Captain's Log

Log

Planer Fishing for Kingfish

Published August 28th, 2018

Kingfish at a Glance


Kingfish are always a welcomed gamefish while fishing in tropical waters. They fight hard and are great to eat. Kings are present in South Florida year round with bigger fish around during the cooler months. We catch kings every month of the year using a variety of techniques. You can find more information on kingfish here: Kingfish Species Information

When you look at the anatomy of a kingfish you will notice distinct characteristics that are evident for all fish in the mackerel family. With long slender bodies, these fish are designed for bursts of speed. King mackerel lack the stamina of tuna and billfish but they are excellent hunters. They have razor sharp teeth and "slash" baits while they are hunting. This approach usually cuts their prey in half, killing it instantly. If baits are near the surface kings will sometimes "air out" on the bite. I have seen kings jump as high as 15 feet out of the water on kite baits. They sometimes circle back around and strike the bait multiple times until they have a direct hit. Kings frequently miss the bait on their first try but they will almost always come back for more. They strike fast but after cutting the bait kings often circle back around and eat the chunks. After striking a bait at 20 miles per hour I have watched them swim up to the remnants and sit motionless before finishing their meal. They are known for aggressive strikes but they can also be careful, nimble hunters.

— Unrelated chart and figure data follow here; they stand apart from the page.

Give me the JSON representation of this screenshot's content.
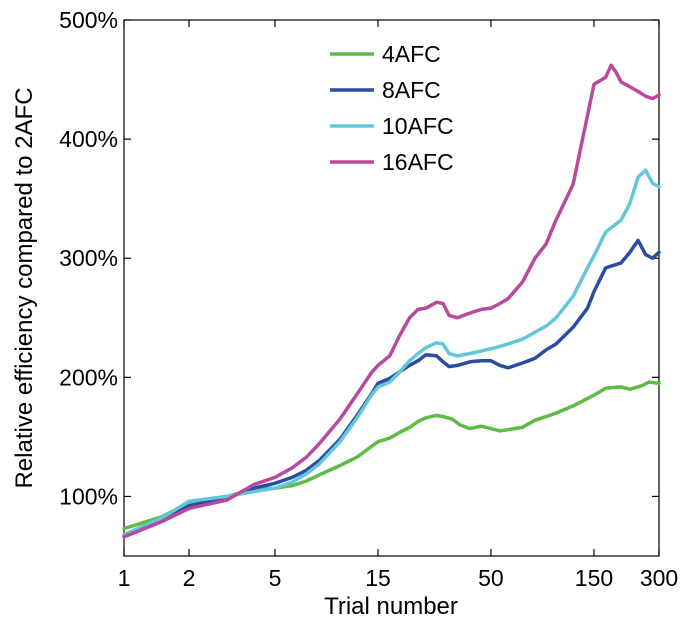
{
  "chart_data": {
    "type": "line",
    "title": "",
    "xlabel": "Trial number",
    "ylabel": "Relative efficiency compared to 2AFC",
    "xscale": "log",
    "xlim": [
      1,
      300
    ],
    "ylim": [
      50,
      500
    ],
    "x_ticks": [
      1,
      2,
      5,
      15,
      50,
      150,
      300
    ],
    "x_tick_labels": [
      "1",
      "2",
      "5",
      "15",
      "50",
      "150",
      "300"
    ],
    "y_ticks": [
      100,
      200,
      300,
      400,
      500
    ],
    "y_tick_labels": [
      "100%",
      "200%",
      "300%",
      "400%",
      "500%"
    ],
    "grid": false,
    "legend_position": "top-center",
    "series": [
      {
        "name": "4AFC",
        "color": "#5dbb46",
        "points": [
          [
            1,
            73
          ],
          [
            1.5,
            83
          ],
          [
            2,
            95
          ],
          [
            3,
            100
          ],
          [
            4,
            106
          ],
          [
            5,
            107
          ],
          [
            6,
            109
          ],
          [
            7,
            113
          ],
          [
            8,
            118
          ],
          [
            10,
            126
          ],
          [
            12,
            133
          ],
          [
            14,
            142
          ],
          [
            15,
            146
          ],
          [
            17,
            149
          ],
          [
            19,
            154
          ],
          [
            21,
            158
          ],
          [
            23,
            163
          ],
          [
            25,
            166
          ],
          [
            28,
            168
          ],
          [
            30,
            167
          ],
          [
            33,
            165
          ],
          [
            36,
            160
          ],
          [
            40,
            157
          ],
          [
            45,
            159
          ],
          [
            50,
            157
          ],
          [
            55,
            155
          ],
          [
            60,
            156
          ],
          [
            70,
            158
          ],
          [
            80,
            164
          ],
          [
            90,
            167
          ],
          [
            100,
            170
          ],
          [
            120,
            176
          ],
          [
            150,
            185
          ],
          [
            170,
            191
          ],
          [
            200,
            192
          ],
          [
            220,
            190
          ],
          [
            250,
            193
          ],
          [
            270,
            196
          ],
          [
            300,
            195
          ]
        ]
      },
      {
        "name": "8AFC",
        "color": "#2a4da0",
        "points": [
          [
            1,
            67
          ],
          [
            1.5,
            80
          ],
          [
            2,
            92
          ],
          [
            3,
            99
          ],
          [
            4,
            107
          ],
          [
            5,
            111
          ],
          [
            6,
            116
          ],
          [
            7,
            122
          ],
          [
            8,
            130
          ],
          [
            10,
            148
          ],
          [
            12,
            168
          ],
          [
            14,
            186
          ],
          [
            15,
            195
          ],
          [
            17,
            199
          ],
          [
            19,
            205
          ],
          [
            21,
            210
          ],
          [
            23,
            214
          ],
          [
            25,
            219
          ],
          [
            28,
            218
          ],
          [
            30,
            213
          ],
          [
            32,
            209
          ],
          [
            35,
            210
          ],
          [
            40,
            213
          ],
          [
            45,
            214
          ],
          [
            50,
            214
          ],
          [
            55,
            210
          ],
          [
            60,
            208
          ],
          [
            70,
            212
          ],
          [
            80,
            216
          ],
          [
            90,
            223
          ],
          [
            100,
            228
          ],
          [
            120,
            242
          ],
          [
            140,
            258
          ],
          [
            150,
            272
          ],
          [
            170,
            292
          ],
          [
            200,
            296
          ],
          [
            220,
            305
          ],
          [
            240,
            315
          ],
          [
            260,
            303
          ],
          [
            280,
            300
          ],
          [
            300,
            305
          ]
        ]
      },
      {
        "name": "10AFC",
        "color": "#62c7d8",
        "points": [
          [
            1,
            68
          ],
          [
            1.5,
            82
          ],
          [
            2,
            96
          ],
          [
            3,
            100
          ],
          [
            4,
            104
          ],
          [
            5,
            107
          ],
          [
            6,
            112
          ],
          [
            7,
            119
          ],
          [
            8,
            127
          ],
          [
            10,
            146
          ],
          [
            12,
            166
          ],
          [
            14,
            185
          ],
          [
            15,
            192
          ],
          [
            17,
            196
          ],
          [
            19,
            205
          ],
          [
            21,
            214
          ],
          [
            23,
            220
          ],
          [
            25,
            225
          ],
          [
            28,
            229
          ],
          [
            30,
            228
          ],
          [
            32,
            220
          ],
          [
            35,
            218
          ],
          [
            40,
            220
          ],
          [
            45,
            222
          ],
          [
            50,
            224
          ],
          [
            55,
            226
          ],
          [
            60,
            228
          ],
          [
            70,
            232
          ],
          [
            80,
            238
          ],
          [
            90,
            243
          ],
          [
            100,
            250
          ],
          [
            120,
            268
          ],
          [
            140,
            292
          ],
          [
            150,
            302
          ],
          [
            170,
            322
          ],
          [
            200,
            332
          ],
          [
            220,
            346
          ],
          [
            240,
            368
          ],
          [
            260,
            374
          ],
          [
            280,
            363
          ],
          [
            300,
            360
          ]
        ]
      },
      {
        "name": "16AFC",
        "color": "#b8499f",
        "points": [
          [
            1,
            66
          ],
          [
            1.5,
            79
          ],
          [
            2,
            90
          ],
          [
            3,
            97
          ],
          [
            4,
            110
          ],
          [
            5,
            116
          ],
          [
            6,
            124
          ],
          [
            7,
            133
          ],
          [
            8,
            144
          ],
          [
            10,
            165
          ],
          [
            12,
            186
          ],
          [
            14,
            204
          ],
          [
            15,
            210
          ],
          [
            17,
            218
          ],
          [
            19,
            236
          ],
          [
            21,
            250
          ],
          [
            23,
            257
          ],
          [
            25,
            258
          ],
          [
            28,
            263
          ],
          [
            30,
            262
          ],
          [
            32,
            252
          ],
          [
            35,
            250
          ],
          [
            40,
            254
          ],
          [
            45,
            257
          ],
          [
            50,
            258
          ],
          [
            55,
            262
          ],
          [
            60,
            266
          ],
          [
            70,
            280
          ],
          [
            80,
            300
          ],
          [
            90,
            312
          ],
          [
            100,
            332
          ],
          [
            120,
            362
          ],
          [
            140,
            420
          ],
          [
            150,
            446
          ],
          [
            170,
            452
          ],
          [
            180,
            462
          ],
          [
            190,
            456
          ],
          [
            200,
            448
          ],
          [
            220,
            444
          ],
          [
            240,
            440
          ],
          [
            260,
            436
          ],
          [
            280,
            434
          ],
          [
            300,
            437
          ]
        ]
      }
    ]
  }
}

When you look at the color patterns of kingfish they are mostly grey and silver. Their backs can look dark grey from above which helps them blend into dirtier water. Kingfish are a great game fish because of their abundance in a variety of conditions. Unlike sailfish for that prefer dark blue water and strong current, kingfish are happy to swim around in lighter current and dirtier water. Some of our best days of king fishing have been in powder or even green water. Sometimes it doesn't seem to matter if the current is moving north or south. These are resilient fish that will prowl the reefs regardless of the conditions. 

 

When and Where to Catch Kingfish


When narrowing down where to fish for kings, we prefer water in 80-180 feet. I have caught kings in water as deep as 350 feet but it is rare that they venture out far from the reef. Kings tend to congregate in areas with an abundance of bait and structure. Sewage treatment outputs, shipwrecks, reefs, and drop offs are all great places to focus your efforts. Live baiting for kingfish is highly effective, especially for big fish. The downside however is that you don't cover as much ground and sometimes you'll get fewer bites if the fish are spread out.

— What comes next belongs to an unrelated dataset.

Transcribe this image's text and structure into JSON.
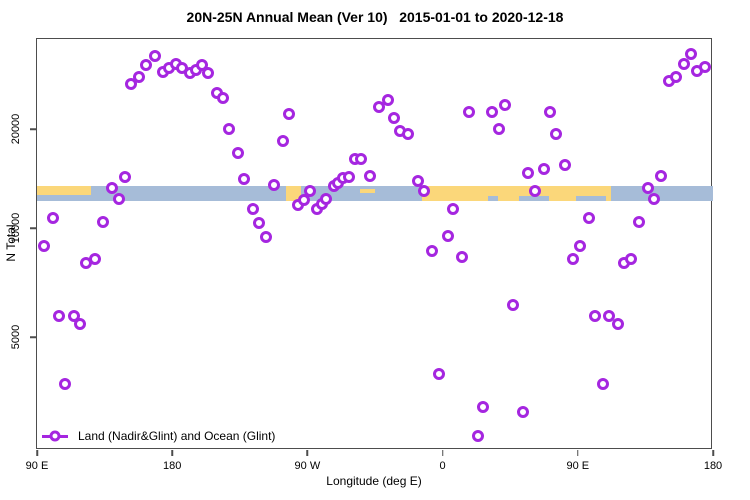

Because of their sharp teeth, it is common practice to use stainless steel wire or titanium leaders while targeting kings. Since kings are known to be sloppy eaters, most rigs consist of more than one hook. "Stinger hooks" and double hook rigs for strips or ballyhoo help increase the hookup ration on kingfish. Instead of relying on drop backs and multiple strikes, more than one hook can help you hook kings on the first bite.

Our favorite technique for targeting kingfish is usually planer fishing. Kings feed near the surface during low light conditions (early morning and afternoon) as well as days that are overcast. Otherwise, kings usually swim in the middle of the water column. When the surface bite shuts off, most of your bites will be on the mid bait and bottom rod when live baiting. When planer fishing, the bait stays in the strike zone during all hours of the day. You can also cover a lot more water looking for schools of fish. 

Trolling for Kingfish

Planer fishing can be deadly for kings and is actually the method of choice for many commercial fishermen. Before reading on, make sure you familiarize yourself with planer fishing by taking a look at our Planer Fishing Basics article. When targeting kingfish, we always troll a little bit slower than usual. For many species, 6-8 knots is fine. For kings, 3-5 knots seems to be the sweet spot. When we are live baiting for kings we use wire but while planer fishing we actually leave our faith in monofilament leaders. Kingfish are notorious for "short strikes" where they cut the bait in half or bite off the tail section. By incorporating long shank hooks, we catch most of our kings on monofilament leaders without getting cut off. Below are a few of the essentials for a standard planer spread.

While trolling for kings we use 80lb monofilament leaders and put a ball bearing swivel to prevent line twist. As baits, drone spoons can be deadly. We usually match the spoon to the water color. In addition to spoons, single or double hook rigs with strips of bonito work very well. We usually drape a sea-witch or king buster over the top of the strip. This helps it swim naturally without washing out. Wind your rigs onto yo-yos at the end of the day. Always put the hook or lure on the yoyo first and wind the rig on tight. If you want to re-rig fresh leaders for every trip, I recommend loading up on Bullbuster Fishing Line.

When planer fishing we like to work structure and always pay attention to the sonar. You can usually see schools of bait and even make out kings on the sonar if you have a 1kw transducer or better.  If you see fish or get a bite, circle the area. I have caught over 10 kingfish in a small area more times than I can count.  Be thorough if you see bait or are getting bites. If you aren’t getting bites, move on. Try to find concentrations of fish and you’ll be rewarded.